Die Scientology-Präsenz in Kirchheim ist nicht mehr zu übersehen Foto: Horst Rudel

Bis vor wenigen Wochen hat sich in der Hauptstraße des Kirchheimer Teilorts Jesingen eine Krankengymnastik-Praxis allerlei körperlicher Malaisen angenommen. Jetzt gehen von der Adresse ganz andere Heilversprechungen aus. Die Räume sind von der umstrittenen Scientology-Organisation angemietet worden.

Kirchheim - Bis vor kurzem hat sich in der Hauptstraße des Kirchheimer Teilorts Jesingen eine Krankengymnastik-Praxis allerlei körperlicher Malaisen angenommen. Jetzt gehen von dort ganz andere Heilversprechungen aus. Die Räume sind von der umstrittenen Scientology-Organisation angemietet worden. Ein Schild mit Schriftzug und Logo weist auf den neuen Mieter hin. Im Schaufenster stehen ausschließlich Werke des Scientology-Gründers Ron L. Hubbard.

Im Kirchheimer Ableger der weltweit operierenden, vom Verfassungsschutz als Sekte eingestuften Organisation, werden auch Seminare auf der Grundlage der Scientology-Philosophie angeboten. „Lebensverbesserungskurse“, sagt die Dame am Tresen, die ihren Namen nicht in der Zeitung lesen will. „Sozialdarwinismus und Gehirnwäsche“, sagen die zahlreichen Kritiker.

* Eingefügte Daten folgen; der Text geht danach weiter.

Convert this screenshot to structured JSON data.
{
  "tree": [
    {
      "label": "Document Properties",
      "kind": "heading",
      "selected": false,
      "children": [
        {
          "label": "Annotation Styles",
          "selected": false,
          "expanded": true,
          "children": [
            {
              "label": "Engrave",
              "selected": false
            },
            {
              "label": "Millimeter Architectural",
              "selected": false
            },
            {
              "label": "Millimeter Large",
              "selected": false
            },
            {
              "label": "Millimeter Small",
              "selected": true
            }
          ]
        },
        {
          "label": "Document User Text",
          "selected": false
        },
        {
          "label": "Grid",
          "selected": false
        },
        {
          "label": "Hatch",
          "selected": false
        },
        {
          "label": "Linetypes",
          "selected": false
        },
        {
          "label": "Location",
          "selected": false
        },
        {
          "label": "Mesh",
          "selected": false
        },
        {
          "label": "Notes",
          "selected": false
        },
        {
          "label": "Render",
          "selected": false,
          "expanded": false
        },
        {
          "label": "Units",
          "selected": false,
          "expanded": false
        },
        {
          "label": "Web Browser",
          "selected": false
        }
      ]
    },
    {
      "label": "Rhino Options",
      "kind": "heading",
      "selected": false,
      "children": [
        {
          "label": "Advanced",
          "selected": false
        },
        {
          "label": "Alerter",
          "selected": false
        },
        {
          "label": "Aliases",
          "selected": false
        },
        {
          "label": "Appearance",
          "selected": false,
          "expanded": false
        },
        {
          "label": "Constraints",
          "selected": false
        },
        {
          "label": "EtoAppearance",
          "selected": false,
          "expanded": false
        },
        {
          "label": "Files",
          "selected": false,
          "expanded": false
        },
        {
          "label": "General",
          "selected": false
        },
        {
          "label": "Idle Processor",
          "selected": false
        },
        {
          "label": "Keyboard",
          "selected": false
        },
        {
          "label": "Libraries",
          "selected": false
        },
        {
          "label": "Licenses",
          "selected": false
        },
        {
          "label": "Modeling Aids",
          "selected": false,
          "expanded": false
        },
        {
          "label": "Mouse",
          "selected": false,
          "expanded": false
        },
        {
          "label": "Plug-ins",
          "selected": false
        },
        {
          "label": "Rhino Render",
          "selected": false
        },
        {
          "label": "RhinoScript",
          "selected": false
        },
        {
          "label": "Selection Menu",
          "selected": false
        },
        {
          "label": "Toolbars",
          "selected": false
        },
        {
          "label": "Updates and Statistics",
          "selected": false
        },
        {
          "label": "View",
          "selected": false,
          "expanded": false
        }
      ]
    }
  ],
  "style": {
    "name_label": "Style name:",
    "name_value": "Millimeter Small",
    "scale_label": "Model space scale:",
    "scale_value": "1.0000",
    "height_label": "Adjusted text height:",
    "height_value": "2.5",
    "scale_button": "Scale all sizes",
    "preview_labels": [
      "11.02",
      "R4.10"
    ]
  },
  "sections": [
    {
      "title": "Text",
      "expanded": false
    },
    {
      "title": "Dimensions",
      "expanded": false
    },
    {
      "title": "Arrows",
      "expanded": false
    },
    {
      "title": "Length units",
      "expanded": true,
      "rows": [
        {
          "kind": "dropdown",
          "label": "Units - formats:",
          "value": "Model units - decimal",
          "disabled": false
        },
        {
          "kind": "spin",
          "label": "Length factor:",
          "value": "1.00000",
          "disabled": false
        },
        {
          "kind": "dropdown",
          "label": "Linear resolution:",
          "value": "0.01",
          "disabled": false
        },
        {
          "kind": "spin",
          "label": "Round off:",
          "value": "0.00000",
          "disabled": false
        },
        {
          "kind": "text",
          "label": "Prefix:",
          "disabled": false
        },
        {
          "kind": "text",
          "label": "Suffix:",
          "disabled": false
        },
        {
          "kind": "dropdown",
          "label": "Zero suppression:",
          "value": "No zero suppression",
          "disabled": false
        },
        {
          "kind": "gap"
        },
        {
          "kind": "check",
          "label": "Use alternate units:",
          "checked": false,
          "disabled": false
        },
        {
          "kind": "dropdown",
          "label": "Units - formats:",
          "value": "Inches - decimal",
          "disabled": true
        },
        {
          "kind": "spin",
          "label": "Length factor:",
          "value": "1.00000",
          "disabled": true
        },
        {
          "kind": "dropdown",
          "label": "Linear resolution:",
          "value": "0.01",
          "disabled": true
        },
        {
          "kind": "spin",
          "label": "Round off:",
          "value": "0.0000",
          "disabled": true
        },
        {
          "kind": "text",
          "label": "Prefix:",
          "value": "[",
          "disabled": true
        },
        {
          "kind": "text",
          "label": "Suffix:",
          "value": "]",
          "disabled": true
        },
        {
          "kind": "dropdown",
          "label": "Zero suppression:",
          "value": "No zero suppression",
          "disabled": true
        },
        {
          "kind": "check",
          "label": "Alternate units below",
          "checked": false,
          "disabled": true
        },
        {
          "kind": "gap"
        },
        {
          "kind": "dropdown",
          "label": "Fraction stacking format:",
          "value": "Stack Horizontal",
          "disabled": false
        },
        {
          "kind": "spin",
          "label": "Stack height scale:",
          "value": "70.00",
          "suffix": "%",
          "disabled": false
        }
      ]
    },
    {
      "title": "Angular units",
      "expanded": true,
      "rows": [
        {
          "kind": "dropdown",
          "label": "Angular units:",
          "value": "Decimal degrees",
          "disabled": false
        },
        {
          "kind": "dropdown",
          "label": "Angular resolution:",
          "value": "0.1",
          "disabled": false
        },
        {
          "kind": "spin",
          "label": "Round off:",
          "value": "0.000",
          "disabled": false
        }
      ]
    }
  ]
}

Zuvor hatte der Kirchheimer Scientology-Ableger ein eher verborgenes Dasein in einem Kirchheimer Industriegebiet geführt. Die Scientologen machen keinen Hehl daraus, dass der Umzug an die viel befahrene Hauptstraße für sie einen entscheidenden Vorteil hat. „In der Brunnenstraße wollte der Vermieter nicht, dass wir sichtbare Werbung anbringen. Jetzt kann man uns schon von weitem sehen“, sagt die Dame.

„Wir wissen um das Problem, aber rein rechtlich sind uns die Hände gebunden“, sagt der Kirchheimer Bürgermeister Günter Riemer. Nicht nur er, sondern auch die SPD-Fraktion im Gemeinderat sieht eine solche Einrichtung den Worten der Fraktionssprecherin Marianne Gmelin zufolge als „sehr bedenklich“ an. Umso mehr, als dass der Umzug offensichtlich auch von einer intensiven Werbekampagne in der Stadt begleitet werden soll.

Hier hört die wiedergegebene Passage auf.